We will conduct a prospective, open-label, single-arm pilot study to assess safety and feasibility of CnF DBS in PD patients with levodopa-refractory FOG. Four patients will receive CnF DBS and have gait assessments with and without DBS during a 6-month follow-up.
This paper presents the study design and rationale for a pilot study investigating a novel DBS target for gait dysfunction, including targeting considerations. This pilot study is intended to support future larger scale clinical trials investigating this target.

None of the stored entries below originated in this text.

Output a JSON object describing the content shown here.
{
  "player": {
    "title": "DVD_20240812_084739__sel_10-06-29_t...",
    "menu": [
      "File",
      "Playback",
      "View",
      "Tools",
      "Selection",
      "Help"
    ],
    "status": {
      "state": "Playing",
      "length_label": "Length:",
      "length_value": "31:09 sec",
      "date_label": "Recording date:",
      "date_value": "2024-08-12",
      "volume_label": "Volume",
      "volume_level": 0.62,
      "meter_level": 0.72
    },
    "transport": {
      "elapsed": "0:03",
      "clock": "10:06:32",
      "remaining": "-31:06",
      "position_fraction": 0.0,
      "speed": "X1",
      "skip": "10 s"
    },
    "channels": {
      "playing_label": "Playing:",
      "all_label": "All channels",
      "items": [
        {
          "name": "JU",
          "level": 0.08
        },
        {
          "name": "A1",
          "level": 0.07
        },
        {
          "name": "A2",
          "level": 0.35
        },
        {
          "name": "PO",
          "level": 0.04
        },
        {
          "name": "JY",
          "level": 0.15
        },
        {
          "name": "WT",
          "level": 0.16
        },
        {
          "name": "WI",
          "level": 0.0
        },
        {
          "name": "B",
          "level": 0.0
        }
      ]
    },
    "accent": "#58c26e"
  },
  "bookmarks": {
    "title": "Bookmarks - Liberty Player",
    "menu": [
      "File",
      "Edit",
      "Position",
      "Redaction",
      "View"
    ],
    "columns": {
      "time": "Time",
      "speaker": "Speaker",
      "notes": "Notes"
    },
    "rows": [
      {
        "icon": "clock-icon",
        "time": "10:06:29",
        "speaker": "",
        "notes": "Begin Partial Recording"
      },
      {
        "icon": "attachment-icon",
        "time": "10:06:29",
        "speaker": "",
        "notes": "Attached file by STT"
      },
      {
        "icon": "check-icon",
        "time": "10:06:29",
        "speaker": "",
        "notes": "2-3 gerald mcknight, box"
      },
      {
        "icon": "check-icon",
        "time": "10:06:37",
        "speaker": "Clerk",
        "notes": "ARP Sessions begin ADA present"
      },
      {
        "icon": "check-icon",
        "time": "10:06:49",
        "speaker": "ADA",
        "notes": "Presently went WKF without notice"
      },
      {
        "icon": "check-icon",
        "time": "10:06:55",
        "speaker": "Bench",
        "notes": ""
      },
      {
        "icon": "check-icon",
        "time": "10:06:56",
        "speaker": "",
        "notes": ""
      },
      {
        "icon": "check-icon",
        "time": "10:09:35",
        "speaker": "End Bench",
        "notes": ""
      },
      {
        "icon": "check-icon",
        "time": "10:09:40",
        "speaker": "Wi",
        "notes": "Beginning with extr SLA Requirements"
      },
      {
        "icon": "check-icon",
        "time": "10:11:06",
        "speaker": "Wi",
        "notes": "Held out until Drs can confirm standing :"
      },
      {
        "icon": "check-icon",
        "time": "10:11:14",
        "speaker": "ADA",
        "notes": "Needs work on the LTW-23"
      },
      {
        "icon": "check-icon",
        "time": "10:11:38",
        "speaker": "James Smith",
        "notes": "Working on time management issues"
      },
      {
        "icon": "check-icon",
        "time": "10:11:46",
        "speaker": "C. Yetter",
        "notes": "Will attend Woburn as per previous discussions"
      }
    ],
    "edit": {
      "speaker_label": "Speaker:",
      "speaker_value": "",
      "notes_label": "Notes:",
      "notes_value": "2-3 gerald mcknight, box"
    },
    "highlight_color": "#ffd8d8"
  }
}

ClinicalTrials.gov identifier: NCT04218526 (registered January 6, 2020).
冻结步态(FOG)是帕金森病(PD)患者中出现的一种特别使人衰弱的运动缺陷,对标准左旋多巴治疗或对已确定的PD靶点(如丘脑底核和苍白球内侧部)进行深部脑刺激(DBS)反应不佳。在中脑提出一个称为脚桥核(PPN)的DBS靶点来解决FOG问题,是基于在PD中观察到的其病理情况以及假设它作为中脑运动区的一部分参与运动控制,中脑运动区是中脑的一个功能定义区域,在完整动物和去大脑动物制剂中通过电刺激均可引发运动。PPN DBS的初步报告引发了很多热情;然而,随后的研究结果不一,最近的荟萃分析结果远不如最初预期的那样令人信服。对广泛的中脑运动区(MLR)临床前文献进行更仔细的回顾,包括最近的光遗传学研究,强烈表明与PPN紧邻且位于其背侧的楔形核(CnF)可能是促进步态起始的更优靶点。
我们将进行一项前瞻性、开放标签、单臂试点研究,以评估CnF DBS在左旋多巴难治性FOG的PD患者中的安全性和可行性。4名患者将接受CnF DBS,并在6个月的随访期间进行有和没有DBS时的步态评估。
本文介绍了一项试点研究的研究设计和基本原理,该研究调查了一种用于步态功能障碍的新型DBS靶点,包括靶点选择的考量。这项试点研究旨在支持未来针对该靶点的更大规模临床试验。
ClinicalTrials.gov标识符:NCT04218526(2020年1月6日注册)。